Monk-Router-gemma4e2b

Monk-Router-gemma4e2b is a performance-first router designed for the Monk AI assistant. Leveraging Google’s 2026 E2B (Effective 2 Billion) architecture, it offers the fastest possible decision-making speed for edge computing environments (versus the similar model based on Phi4-mini).

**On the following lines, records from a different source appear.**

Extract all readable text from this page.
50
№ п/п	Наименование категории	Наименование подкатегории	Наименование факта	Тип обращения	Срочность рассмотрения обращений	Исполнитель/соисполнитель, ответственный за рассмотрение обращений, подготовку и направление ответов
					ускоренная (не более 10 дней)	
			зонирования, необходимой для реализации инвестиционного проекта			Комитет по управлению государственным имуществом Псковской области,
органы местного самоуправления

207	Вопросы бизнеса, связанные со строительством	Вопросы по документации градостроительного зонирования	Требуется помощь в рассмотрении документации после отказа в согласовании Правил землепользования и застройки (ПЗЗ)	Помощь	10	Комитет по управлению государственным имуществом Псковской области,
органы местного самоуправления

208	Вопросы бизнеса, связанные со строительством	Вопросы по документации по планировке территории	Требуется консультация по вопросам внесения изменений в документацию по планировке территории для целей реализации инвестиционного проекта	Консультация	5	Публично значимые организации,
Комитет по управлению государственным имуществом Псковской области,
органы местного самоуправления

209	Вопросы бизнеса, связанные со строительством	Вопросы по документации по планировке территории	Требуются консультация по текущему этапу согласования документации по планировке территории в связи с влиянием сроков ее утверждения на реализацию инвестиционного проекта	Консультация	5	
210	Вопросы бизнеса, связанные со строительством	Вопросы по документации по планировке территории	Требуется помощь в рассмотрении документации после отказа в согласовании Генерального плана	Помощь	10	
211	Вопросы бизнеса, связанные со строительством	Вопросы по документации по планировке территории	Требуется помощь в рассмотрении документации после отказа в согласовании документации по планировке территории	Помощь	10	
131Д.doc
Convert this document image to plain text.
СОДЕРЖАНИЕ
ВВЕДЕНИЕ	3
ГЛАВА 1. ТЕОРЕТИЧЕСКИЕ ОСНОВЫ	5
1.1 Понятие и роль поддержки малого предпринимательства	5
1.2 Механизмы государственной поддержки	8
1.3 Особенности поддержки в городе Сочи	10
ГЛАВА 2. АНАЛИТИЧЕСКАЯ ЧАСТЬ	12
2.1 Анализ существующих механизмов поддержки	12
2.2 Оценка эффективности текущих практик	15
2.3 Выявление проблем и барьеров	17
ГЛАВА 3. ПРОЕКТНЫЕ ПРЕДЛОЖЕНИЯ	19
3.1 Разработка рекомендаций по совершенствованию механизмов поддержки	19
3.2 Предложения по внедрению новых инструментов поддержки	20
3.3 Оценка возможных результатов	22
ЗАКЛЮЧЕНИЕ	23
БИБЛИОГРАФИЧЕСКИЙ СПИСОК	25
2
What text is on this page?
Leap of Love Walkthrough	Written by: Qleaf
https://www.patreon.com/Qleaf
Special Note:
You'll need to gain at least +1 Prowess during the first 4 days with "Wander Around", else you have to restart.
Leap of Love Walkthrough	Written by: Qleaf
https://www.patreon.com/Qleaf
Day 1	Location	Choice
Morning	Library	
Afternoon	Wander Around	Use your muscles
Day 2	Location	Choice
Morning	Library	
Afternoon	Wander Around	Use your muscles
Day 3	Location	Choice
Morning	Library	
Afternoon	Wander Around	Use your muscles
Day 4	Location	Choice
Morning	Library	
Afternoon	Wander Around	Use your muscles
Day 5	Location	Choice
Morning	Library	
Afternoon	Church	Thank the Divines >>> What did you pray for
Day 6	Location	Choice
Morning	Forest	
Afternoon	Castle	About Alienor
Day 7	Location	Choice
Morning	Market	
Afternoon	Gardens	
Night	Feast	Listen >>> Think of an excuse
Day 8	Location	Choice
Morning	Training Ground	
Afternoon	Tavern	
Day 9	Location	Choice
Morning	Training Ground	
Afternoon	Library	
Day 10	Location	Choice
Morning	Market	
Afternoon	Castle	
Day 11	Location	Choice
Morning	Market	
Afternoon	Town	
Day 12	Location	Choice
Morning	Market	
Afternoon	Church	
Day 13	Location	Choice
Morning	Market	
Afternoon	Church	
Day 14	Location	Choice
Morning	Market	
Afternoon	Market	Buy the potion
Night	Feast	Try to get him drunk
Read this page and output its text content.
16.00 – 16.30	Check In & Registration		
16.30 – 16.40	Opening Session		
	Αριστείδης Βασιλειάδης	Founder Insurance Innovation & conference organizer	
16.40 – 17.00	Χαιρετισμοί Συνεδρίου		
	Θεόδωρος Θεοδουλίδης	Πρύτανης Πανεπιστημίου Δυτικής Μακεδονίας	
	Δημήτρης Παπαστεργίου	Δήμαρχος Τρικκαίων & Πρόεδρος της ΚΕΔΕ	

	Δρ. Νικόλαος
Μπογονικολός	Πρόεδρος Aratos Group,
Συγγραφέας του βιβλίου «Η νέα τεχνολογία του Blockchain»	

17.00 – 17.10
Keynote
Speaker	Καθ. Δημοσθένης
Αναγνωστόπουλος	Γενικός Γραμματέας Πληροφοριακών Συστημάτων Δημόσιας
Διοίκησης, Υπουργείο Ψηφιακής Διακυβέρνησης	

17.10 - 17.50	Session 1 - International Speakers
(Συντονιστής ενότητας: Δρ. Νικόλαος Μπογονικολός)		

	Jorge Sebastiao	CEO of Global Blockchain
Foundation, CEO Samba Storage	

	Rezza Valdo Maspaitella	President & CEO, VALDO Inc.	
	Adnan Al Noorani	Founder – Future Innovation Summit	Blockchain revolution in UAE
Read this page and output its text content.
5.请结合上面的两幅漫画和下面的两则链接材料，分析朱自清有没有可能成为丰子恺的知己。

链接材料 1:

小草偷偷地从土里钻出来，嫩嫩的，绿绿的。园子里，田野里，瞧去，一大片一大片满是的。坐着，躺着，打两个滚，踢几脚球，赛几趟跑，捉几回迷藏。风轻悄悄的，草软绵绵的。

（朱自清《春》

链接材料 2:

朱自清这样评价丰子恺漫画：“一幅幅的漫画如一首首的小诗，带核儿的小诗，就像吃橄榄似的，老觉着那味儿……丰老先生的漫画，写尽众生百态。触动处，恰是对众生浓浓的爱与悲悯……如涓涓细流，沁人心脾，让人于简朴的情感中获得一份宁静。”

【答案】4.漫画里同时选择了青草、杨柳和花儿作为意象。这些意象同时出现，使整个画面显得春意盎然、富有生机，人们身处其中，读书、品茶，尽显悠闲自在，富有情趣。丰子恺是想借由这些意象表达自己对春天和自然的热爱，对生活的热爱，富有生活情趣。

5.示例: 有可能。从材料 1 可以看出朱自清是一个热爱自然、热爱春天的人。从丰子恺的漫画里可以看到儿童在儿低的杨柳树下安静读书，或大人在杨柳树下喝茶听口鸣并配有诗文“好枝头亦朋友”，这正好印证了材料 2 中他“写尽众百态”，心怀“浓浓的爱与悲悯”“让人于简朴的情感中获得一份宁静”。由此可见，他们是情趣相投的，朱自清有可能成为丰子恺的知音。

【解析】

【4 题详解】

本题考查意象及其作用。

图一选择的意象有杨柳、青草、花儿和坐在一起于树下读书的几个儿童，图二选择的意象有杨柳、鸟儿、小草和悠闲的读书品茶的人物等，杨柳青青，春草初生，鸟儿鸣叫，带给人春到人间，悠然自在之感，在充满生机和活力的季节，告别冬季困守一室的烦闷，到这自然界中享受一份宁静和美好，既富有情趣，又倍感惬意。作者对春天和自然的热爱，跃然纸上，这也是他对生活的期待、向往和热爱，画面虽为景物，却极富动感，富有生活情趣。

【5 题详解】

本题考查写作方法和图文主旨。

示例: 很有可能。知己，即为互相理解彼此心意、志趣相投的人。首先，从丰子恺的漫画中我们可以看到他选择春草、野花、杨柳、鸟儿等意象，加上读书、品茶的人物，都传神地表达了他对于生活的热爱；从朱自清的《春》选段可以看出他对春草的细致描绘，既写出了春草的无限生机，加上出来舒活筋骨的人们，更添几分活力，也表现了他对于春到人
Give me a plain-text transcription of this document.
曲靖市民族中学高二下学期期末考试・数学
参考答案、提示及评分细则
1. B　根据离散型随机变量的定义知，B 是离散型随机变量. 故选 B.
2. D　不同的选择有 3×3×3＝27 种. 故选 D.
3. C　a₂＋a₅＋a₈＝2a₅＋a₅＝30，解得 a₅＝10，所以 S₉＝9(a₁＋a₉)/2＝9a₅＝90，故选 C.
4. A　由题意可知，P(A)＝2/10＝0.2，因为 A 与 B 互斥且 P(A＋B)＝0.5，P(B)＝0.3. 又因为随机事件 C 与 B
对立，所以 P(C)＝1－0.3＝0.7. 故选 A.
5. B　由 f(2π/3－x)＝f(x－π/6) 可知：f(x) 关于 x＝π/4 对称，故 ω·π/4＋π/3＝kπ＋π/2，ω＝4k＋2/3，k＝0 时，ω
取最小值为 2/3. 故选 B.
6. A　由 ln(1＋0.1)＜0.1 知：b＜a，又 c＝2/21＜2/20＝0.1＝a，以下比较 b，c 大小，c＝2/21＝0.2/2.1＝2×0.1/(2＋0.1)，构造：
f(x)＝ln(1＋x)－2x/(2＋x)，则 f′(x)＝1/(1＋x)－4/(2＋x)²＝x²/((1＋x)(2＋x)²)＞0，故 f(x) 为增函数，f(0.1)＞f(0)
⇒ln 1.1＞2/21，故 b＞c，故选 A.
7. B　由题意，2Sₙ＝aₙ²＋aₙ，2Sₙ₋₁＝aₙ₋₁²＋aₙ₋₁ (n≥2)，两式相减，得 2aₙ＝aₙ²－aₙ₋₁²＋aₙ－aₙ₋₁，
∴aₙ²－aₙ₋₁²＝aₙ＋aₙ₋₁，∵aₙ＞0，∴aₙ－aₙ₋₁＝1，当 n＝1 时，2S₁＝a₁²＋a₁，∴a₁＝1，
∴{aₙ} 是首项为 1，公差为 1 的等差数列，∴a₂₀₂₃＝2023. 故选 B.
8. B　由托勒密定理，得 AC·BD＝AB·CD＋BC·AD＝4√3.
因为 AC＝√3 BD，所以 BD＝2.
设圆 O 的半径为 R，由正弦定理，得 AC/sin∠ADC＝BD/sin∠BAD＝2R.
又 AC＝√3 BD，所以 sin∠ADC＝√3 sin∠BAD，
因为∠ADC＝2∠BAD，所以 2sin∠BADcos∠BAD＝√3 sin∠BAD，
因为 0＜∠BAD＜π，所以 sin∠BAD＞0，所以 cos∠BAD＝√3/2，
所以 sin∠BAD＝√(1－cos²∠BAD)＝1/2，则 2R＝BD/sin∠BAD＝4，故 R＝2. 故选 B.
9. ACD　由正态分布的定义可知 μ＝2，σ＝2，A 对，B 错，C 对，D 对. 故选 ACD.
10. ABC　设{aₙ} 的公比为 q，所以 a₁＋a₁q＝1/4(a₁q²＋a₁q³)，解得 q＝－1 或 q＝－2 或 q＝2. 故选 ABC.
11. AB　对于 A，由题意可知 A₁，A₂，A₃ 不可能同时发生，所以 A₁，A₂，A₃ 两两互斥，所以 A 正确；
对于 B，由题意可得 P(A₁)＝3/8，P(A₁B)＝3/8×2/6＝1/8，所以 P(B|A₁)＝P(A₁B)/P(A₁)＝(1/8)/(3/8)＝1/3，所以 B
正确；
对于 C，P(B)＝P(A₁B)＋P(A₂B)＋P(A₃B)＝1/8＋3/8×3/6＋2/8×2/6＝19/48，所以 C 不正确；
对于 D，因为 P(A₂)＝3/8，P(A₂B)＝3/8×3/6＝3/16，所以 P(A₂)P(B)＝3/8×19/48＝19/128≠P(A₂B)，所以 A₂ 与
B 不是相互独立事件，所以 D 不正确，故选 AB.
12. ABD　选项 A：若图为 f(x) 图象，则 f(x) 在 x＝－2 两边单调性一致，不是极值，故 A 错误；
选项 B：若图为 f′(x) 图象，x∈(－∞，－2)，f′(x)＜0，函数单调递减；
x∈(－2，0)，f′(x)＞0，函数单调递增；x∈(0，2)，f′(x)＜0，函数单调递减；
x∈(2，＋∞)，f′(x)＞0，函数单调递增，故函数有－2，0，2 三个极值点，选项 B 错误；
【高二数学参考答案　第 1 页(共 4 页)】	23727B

This model is ideal for users prioritizing latency and VRAM efficiency on devices like the Jetson Orin Nano or MacBook Air. Please let me know if I should make an even larger model for scaled applications!

Performance

  • Low VRAM Footprint: Uses ~1.5GB of VRAM, allowing it to stay resident while worker models load.
  • Agentic Efficiency: Built on Gemma 4’s native tool-calling distillation for superior instruction following.
  • Speed: Optimized for “Time to First Token” (TTFT) in real-time assistant workflows.

Logic Thresholds

  • Edge Route: Simple queries, small code snippets (<100 lines), and general chat.
  • GPU Route: High-VRAM requirements, multi-file analysis, and thermal-intensive tasks.

Example Output

”`json { “logic”: “General logic task. Keeping on local Jetson.”, “tool_call”: { “name”: “switch_model”, “parameters”: { “model_name”: “gemma4-e2b” } } }